■観返して気づく「細かな伏線」描写

 第1話以降も、気になる描写はまだまだある。

 第3話で「ターボー」こと小山隆弘(森本慎太郎さん)が狙われたシーン。東雲は直前の記者会見には出席していたはずなのに、ガラス板が落とされる囲み取材の場には、なぜか姿がなかった。第9話、宇津見が自身の犯行を回想するシーンにこの事件は含まれていなかったため、あるいは東雲が実行犯だった可能性も考えられる。

 さらに、第6話で東雲と今國が顔を合わせるシーン。「委員長」こと小林紗季(藤間爽子さん)が園子を陥れたことを知った東雲は、それを高木たちに伝えるためイマクニを訪れる。そして今國に名刺を渡し、「東雲と申します」と初対面かのように挨拶する。

 だが、その前のシーンですでに、彼女の仕事場のデスクにイマクニのショップカードが置かれているのを確認。つまり、東雲と今國の間に何らかのつながりがあり、しかもそれを高木たちに隠す必要があったことが、この描写ですでに匂わされていたことになる。

 そんな直接的な伏線がある一方、細かな描写にハッと気づかされる場面もある。 

 たとえば、第3話には、高木がテレビのニュースで流れる「水死体のニュース」を気にする場面がある。この「水死体のニュース」については、事件の真相にかかわる伏線ではないかと話題になり、『TVerオリジナル座談会「#イイワル 考察」スペシャル!』でも深堀りされている。

 しかし、そんな予想に反し、最後まで水死体のニュースが事件にかかわることはなく、高木が小山の身を案ずる以上の意味はなかったようだ。

 ただ、あらためてこのシーンを観返してみると、高木がニュースを凝視するかたわらで、娘の花音が「リョーマが森先生に怒られて……」と楽しそうに話しているのに気づく。

 字幕表示でもこの花音の発言は拾われていないが、「森先生」とは花音の担任で、のちに「7人目」であることが発覚する森智也(古舘佑太郎さん)のこと。この時点では、一連の事件に関係してくる存在になるとは、まったく予想できなかった人物だ。
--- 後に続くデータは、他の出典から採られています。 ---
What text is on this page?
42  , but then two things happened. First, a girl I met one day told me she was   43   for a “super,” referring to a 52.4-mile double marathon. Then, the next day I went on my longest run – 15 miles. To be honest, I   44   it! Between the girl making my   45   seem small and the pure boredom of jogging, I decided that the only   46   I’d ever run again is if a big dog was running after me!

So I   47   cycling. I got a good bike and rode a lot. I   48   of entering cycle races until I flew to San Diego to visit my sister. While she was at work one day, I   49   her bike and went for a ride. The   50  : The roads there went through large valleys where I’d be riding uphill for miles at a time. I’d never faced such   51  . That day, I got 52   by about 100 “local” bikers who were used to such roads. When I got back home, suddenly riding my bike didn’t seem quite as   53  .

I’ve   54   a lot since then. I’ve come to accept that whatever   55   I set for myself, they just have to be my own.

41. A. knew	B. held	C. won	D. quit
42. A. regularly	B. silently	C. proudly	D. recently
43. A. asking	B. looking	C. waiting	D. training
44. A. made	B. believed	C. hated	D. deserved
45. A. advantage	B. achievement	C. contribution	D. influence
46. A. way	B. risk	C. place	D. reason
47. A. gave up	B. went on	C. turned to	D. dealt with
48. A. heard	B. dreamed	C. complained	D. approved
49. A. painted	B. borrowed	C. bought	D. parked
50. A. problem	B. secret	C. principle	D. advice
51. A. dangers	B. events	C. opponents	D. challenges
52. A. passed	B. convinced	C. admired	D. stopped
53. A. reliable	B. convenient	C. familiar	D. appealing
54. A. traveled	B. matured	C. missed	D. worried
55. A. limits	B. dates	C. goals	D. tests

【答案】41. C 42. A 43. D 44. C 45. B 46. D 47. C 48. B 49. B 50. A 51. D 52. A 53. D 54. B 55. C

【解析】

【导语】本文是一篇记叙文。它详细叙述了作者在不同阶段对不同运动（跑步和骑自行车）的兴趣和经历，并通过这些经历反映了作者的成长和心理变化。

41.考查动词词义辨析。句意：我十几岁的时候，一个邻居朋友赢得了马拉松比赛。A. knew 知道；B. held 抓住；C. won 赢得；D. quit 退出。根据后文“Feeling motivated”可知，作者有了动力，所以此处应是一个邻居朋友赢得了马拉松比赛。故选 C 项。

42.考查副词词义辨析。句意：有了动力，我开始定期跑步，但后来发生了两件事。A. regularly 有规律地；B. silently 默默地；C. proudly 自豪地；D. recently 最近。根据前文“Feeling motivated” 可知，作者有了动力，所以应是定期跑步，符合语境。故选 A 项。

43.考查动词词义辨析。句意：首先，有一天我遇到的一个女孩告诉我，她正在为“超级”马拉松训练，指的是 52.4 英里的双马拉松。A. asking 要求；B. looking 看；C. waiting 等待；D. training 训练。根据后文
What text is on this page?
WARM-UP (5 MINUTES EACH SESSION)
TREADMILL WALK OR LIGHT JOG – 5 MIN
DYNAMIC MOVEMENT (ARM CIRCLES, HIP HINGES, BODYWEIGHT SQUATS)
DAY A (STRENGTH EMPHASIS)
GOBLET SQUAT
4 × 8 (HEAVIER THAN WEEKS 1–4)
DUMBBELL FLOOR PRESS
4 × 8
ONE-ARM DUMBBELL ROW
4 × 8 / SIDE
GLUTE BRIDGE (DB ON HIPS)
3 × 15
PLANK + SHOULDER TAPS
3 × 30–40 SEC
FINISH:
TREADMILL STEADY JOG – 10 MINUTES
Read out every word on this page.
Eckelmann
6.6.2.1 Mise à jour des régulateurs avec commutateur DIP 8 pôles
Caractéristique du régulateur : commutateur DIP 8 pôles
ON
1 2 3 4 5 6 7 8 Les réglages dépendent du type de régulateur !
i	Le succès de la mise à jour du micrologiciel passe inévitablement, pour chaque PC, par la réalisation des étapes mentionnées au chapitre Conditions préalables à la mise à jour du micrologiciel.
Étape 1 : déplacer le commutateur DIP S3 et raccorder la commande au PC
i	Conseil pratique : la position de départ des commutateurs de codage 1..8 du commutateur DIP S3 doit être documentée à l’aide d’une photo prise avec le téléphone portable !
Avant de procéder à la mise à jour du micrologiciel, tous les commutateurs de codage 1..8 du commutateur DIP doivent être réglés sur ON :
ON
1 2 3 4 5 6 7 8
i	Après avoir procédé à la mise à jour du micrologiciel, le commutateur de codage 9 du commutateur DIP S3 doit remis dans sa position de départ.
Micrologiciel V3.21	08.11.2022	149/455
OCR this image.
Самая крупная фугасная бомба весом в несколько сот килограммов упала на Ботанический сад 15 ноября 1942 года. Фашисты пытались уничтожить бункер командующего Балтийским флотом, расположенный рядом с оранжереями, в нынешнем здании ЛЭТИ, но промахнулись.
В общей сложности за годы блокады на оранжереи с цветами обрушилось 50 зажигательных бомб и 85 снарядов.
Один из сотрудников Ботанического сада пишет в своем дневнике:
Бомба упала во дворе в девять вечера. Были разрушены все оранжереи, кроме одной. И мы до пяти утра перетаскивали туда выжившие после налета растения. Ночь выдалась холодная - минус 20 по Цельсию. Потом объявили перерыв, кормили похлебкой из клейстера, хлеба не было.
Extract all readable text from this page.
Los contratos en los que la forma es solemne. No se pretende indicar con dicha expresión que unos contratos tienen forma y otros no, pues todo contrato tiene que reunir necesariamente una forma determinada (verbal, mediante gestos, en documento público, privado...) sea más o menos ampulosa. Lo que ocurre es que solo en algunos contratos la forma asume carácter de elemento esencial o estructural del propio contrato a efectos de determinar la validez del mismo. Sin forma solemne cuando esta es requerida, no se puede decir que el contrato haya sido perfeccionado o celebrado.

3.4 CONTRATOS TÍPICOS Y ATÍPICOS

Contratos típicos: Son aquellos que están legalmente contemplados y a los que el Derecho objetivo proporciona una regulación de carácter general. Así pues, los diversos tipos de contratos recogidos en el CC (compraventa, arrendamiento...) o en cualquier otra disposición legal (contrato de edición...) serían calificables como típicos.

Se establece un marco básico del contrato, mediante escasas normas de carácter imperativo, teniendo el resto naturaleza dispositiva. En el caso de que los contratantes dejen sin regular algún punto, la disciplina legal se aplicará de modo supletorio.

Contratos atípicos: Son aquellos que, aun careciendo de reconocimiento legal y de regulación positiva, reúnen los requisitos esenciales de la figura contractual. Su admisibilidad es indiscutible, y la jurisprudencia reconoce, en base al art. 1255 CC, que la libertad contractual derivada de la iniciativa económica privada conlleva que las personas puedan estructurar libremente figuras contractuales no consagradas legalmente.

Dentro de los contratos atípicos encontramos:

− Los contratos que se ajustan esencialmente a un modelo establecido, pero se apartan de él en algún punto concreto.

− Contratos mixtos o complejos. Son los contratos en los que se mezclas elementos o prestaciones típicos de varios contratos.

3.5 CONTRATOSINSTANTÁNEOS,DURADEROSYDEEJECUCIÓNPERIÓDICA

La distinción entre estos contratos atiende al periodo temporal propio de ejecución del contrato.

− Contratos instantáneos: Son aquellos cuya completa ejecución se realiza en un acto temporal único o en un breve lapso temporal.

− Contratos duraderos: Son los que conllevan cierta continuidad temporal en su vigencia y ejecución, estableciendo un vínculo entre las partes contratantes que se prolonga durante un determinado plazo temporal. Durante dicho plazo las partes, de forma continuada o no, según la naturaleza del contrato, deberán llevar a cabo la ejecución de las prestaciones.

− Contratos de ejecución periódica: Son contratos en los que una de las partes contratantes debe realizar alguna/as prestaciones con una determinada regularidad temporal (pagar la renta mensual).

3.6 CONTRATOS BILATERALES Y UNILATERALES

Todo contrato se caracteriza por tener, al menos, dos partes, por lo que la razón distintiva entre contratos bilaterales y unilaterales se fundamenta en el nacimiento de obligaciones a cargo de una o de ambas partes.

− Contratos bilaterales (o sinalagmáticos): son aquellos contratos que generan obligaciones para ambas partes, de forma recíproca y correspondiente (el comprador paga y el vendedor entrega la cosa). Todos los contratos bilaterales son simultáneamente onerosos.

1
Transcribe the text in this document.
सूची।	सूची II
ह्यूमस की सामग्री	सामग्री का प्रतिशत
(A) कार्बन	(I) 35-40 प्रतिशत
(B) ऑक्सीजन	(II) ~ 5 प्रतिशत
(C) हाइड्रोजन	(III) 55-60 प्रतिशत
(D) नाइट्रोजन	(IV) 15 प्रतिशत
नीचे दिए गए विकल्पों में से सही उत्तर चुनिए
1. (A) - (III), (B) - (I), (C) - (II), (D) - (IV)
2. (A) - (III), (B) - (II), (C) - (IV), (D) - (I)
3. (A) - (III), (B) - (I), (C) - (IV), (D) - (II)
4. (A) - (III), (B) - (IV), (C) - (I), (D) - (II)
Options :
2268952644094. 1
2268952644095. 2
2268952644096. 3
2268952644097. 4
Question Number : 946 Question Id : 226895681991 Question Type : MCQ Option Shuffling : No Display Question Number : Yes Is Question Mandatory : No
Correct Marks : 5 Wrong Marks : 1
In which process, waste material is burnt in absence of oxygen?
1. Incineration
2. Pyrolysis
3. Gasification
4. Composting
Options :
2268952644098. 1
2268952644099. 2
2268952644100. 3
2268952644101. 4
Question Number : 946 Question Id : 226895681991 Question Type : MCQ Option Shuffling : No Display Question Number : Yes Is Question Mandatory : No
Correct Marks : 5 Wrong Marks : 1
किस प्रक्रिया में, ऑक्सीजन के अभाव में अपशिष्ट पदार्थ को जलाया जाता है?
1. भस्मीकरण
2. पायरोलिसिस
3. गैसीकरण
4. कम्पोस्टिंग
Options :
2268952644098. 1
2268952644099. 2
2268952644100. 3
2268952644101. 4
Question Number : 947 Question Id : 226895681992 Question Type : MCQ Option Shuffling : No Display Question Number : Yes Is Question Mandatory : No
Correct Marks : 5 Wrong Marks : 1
 しかし、替え歌にも含まれる「森」という名前も含め、第3話の段階で匂わされていたことになる。さらに、みなが怪しんだ「水死体のニュース」は、森の伏線から視聴者の注意を逸らすためのものだったとも考えられるのだ。

 その意味では「水死体のニュース」には役割があったともいえるが、放送当時は重大な伏線に思えたものの、今観返してみるとミスリードだったと思われる描写は、他にもある。

 その筆頭は第4話のラスト、園子の後輩・松井健(秋谷郁甫さん)が園子の等身大パネルを殴り飛ばすシーン。なかなかに衝撃的だったが、本筋にかかわる要素ではなかった。単に好意を寄せていた園子に相手にされない苛立ちが爆発したのだろう。

 本編外では、番組放送に合わせて作られた「イマクニ」のInstagramに何度も出てくる「萌歌の姉」もそうだ。このアカウントは店のアルバイトの萌歌が投稿している設定で、たびたび「お姉ちゃん」について言及していたが、結局、本編では触れられることのないまま終わった。ただ、仲のいい姉がいるというだけの話だったのだろう。

 そのほか、第7話の“追いかけっこ”で、小山と「トヨ」こと豊川賢吾(稲葉友さん)に挟みうちにされたはずの犯人が突如姿を消したシーンは、何度観返してみても謎が残った。物語の中でもかなり重要なシーンだったので、何かしらの解説が欲しかったところだ。

 

 放送が終わってもなお、さまざまな謎が残り、ファンの間では「あれはどういうことだったんだろう?」と考察が続いている『良いこと悪いこと』。これはまさに、本作が最初から最後まで視聴者を惹きつけた良質なミステリーだったことの証だろう。加えて、最終話で投げかけられたメッセージは、考察を楽しんできた視聴者の心に深く刻まれたはずだ。

 緻密に練られた本作には、初見では気付きにくい“ヒント”がいくつも散りばめられている。物語が完結した今、あらためて全話観返してみてはいかがだろうか。